To assess how different units along the shank of the intracortical probe contribute to the epicortical signal, we plotted the average depth-profile of best pair correlation strength along with the corresponding spike rate profiles (Fig 4D,E). Note that correlations between intra- and epicortical activities remain significant down to the deepest electrode contacts for both summed and synchronized spikes. However, a significant difference between the two conditions was only observed for the superficial populations. The profiles of spike rates (Fig 4E) confirm that this effect is not related to the depth distribution of spiking densities.
Discussion
Designs of ECoG electrode arrays are constantly being diversified and refined. In particular, designs that allow recordings of spiking activity are of increasing interest since they combine the technical advantages of ECoG arrays (such as flexibility, stability, lower invasiveness and large-scale coverage) and the information gained from measuring neural suprathreshold activity. However, the origin and physiological significance of epicortically measured multiunit spiking are still unexplored. Our study aimed to record multiunit activity during ongoing activity and sensory stimulation with a custom ECoG array of midsize (250 µm diameter) electrodes and to elucidate the relation of this epicortical spiking activity to its intracortical sources. We provide empirical and modeling data strongly suggesting that the epicortical electrodes used in our study selectively capture synchronized spiking of neurons in the underlying cortex. As a result, responses to sensory stimulation are more robust and less noisy as compared to intracortical activity, and receptive field properties are well preserved in our epicortical recordings.

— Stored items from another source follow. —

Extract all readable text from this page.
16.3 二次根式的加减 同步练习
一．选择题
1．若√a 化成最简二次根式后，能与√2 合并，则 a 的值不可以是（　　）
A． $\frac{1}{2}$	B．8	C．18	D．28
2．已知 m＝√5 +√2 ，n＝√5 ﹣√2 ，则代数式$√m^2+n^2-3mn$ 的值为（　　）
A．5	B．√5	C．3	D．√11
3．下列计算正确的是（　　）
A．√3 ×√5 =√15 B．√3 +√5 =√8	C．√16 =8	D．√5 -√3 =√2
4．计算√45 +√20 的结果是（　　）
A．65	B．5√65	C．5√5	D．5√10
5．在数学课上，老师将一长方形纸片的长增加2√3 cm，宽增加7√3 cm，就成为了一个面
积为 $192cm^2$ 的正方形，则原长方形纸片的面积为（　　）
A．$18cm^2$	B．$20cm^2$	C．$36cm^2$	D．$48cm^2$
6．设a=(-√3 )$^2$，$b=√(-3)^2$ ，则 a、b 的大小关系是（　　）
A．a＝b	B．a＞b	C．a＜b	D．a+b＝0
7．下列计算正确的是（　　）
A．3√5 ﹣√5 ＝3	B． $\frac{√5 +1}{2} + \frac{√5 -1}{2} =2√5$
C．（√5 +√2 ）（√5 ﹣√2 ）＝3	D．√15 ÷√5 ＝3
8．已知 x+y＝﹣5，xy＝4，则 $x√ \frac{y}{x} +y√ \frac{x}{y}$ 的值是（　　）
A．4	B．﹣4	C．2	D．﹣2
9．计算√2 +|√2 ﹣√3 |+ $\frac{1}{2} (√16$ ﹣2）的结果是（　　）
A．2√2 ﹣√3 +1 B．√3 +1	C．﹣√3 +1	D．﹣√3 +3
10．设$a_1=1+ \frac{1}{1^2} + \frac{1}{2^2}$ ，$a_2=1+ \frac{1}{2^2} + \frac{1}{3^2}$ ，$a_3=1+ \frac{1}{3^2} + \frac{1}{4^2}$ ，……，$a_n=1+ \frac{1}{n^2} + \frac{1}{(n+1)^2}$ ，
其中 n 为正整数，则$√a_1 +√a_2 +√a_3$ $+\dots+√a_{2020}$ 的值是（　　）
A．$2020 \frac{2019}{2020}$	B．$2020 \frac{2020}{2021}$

We show that the detection of spiking activity in epicortically recorded traces requires no modification of parameters such as frequency range or detection threshold. Remarkably, epicortical spike waveforms resembled intracortical spikes in shape, despite the presumed summation of intracortical spikes at near-zero lag which may give rise to their detectability at the cortical surface. Here, one may conceive modeling approaches to decipher whether the bimodality of peak-to-valley durations in epicortical spikes could result from two modes in the distribution of spike-spike lags that determine the outcomes of spike summation, rather than from signals reflecting contributions of fast vs. slow spikes.
Analyses of correlation patterns between spike-density time series suggest that the activity captured by a single epicortical contact conveys information of spiking units across the entire cortical depth, whereby the contribution is most prominent for the superficial layers. Considering the diameter of our ECoG electrodes (250 µm), it seems straightforward to assume that epicortical multiunit activity reflects signals from several neighbouring cortical columns. Overall, our data suggest that most of the signal propagated to the surface reflects synchronized spikes in the underlying cortex. This may lead to a reduction of variability of responses and an increase in signal-to-noise ratio. Supporting this assumption, epicortical responses were higher in relation to ongoing activity and less variable than intracortical responses in terms of peak latency, amplitude and half-maximum duration. Importantly, the spike rates in ongoing activity and responses were not as high as expected for linear summation of spiking activity over dozens or hundreds of neural units but, rather, best predicted by taking only synchronized intracortical spikes into account.
The preservation of stimulus features in the epicortical signal was tested in both the visual and auditory domain. We found no significant differences between the bandwidth of auditory tuning curves (pure tone frequency) between ECoG and intracortical recordings. This seems surprising, as the ECoG electrode is likely to pool signals over neighbouring tonotopic columns. Possibly, the change in preferred frequency along the tonotopic axis [20] is still negligible compared to the diameter of the ECoG electrodes used here. As a result, the epicortical signal is reflecting underlying local activities which are still similar to each other, making the resultant sum a robust, yet stimulus specific signal. An analogue rationale may explain our observation that epicortically measured direction selectivity matches the values in the laminar recorded data.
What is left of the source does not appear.